I'm constantly reading about people who dislike this or that game feature because it "breaks immersion." There's this idea that we can suspend disbelief in a game the same way we do with movies, plays and books. Unfortunately, the very nature of games works against the common elements of narrative that these other media rely entirely upon.
Before I pull out the big guns of academic theory, let's fire a few shots into a fish barrel. Below is a screenshot of a typical MMORPG.
Notice the HUD. You've got the minimap, the toolbar, the player status, the status of all the people in your party, a small inventory screen, the window.....
Here's a game screencap from a completely different genre.
A little less busy, but you're still obviously looking through a display at the game world. Finally we'll look at Oblivion.
The Elder Scrolls series has always had the least intrusive user interface. Even so, you'd still have to play the game first person to become "immersed" in the game world and story. I don't know about you, but I have a hard time connecting with a character who only shows the back of his / her head all the time.
With an RPG, this is compounded by the many screens and menus you'll have to navigate: Inventory screen, character screen, quest log, etc. Let's also not forget the constant emphasis on numbers to help re-enforce your awareness that you're playing a game. Even in more actiony games like Fable, you're told the damage of a given weapon and have a general indicator of how fast it is.

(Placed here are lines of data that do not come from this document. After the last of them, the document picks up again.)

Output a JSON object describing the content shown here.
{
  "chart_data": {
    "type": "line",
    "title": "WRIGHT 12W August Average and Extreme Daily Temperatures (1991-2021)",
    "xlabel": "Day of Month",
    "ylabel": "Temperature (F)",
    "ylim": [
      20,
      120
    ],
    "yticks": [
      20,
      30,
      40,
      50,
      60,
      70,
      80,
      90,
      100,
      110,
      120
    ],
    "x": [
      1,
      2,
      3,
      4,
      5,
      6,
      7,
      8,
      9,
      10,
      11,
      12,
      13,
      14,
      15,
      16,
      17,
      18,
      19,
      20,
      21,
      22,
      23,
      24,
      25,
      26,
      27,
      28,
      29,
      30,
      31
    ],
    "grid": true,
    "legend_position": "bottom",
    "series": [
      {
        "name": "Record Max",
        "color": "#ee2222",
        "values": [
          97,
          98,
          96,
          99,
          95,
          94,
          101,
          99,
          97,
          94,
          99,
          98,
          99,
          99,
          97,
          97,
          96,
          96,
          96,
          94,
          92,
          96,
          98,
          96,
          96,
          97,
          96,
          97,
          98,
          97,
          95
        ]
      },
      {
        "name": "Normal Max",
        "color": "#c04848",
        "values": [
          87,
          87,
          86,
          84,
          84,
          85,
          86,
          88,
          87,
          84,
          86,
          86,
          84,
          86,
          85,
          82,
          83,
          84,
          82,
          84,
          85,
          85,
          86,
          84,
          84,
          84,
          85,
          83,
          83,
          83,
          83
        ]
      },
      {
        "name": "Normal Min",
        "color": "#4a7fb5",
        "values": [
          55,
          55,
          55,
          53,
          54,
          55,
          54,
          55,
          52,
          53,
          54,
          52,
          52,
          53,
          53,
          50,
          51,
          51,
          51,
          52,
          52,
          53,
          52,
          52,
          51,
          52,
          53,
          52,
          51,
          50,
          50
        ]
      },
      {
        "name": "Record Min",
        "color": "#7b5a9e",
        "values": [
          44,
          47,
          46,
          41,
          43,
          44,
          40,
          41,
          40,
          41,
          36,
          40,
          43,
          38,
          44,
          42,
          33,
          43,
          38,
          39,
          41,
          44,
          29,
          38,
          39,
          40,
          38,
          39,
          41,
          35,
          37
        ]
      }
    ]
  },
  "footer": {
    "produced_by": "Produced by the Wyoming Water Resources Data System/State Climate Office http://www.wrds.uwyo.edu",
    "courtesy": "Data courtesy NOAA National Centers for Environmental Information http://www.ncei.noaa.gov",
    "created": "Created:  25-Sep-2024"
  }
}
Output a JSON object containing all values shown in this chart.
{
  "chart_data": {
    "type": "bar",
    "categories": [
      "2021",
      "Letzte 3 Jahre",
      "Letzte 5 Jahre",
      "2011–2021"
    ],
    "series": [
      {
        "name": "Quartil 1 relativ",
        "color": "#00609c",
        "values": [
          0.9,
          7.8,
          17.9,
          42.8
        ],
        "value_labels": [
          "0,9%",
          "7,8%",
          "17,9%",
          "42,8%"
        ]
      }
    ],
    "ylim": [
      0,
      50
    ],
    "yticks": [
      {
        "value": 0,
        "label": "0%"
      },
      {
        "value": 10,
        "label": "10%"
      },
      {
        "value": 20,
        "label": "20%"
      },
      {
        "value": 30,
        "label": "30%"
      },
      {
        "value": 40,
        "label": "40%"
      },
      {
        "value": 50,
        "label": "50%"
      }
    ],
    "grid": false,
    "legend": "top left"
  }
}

Even without HUDs or numbers however, games are going to fail to immerse players. This has to do with the fact that playing a game requires you to cut through the fictional abstractions in order to learn the underlining mechanics. In short, the actual gameplay will always outshine story and setting.
In Ralph Koster's "A Theory of Fun," he actually comes right out and says "Games are puzzles -they are about cognition, and learning to analyze patterns." This is the main reason why so many genre games come out and barely make a dent in the market. They lean too heavily on genre conventions and end up feeling like a reskin of every other game in the genre. MMORPGs seem to be immune to this since the fan base thereof dislikes anything that strays too far from the formula. Thus WoW feels a lot like EQ which felt a lot like DikuMUD. Then again, this is why most gamers have written off MMORPGs as crap.
Ultimately though, you can have the best artwork and story in the world, a HUDless user interface, replace stats with words ranging from "pitiful" to "godlike," and the natural process of puzzle solving would deconstruct all that shit down to its basic patterns thus destroying "immersion" bringing the player back to the realization that they're only playing a game.
Personally, I think it's totally stupid to try to tell a story through a game. Unless it's a storytelling game, like a Red Tape War where each player is trying to write the others into a corner. Stories are their own thing and they work because we approach them as stories at the outset. Because we have no control over the characters, storytellers are free to make meaningful character that we can become emotionally attached to.
Trying to accomplish the same thing in a game is like putting a pig in a prom dress and taking it for a night on the town. It's just plain wrong.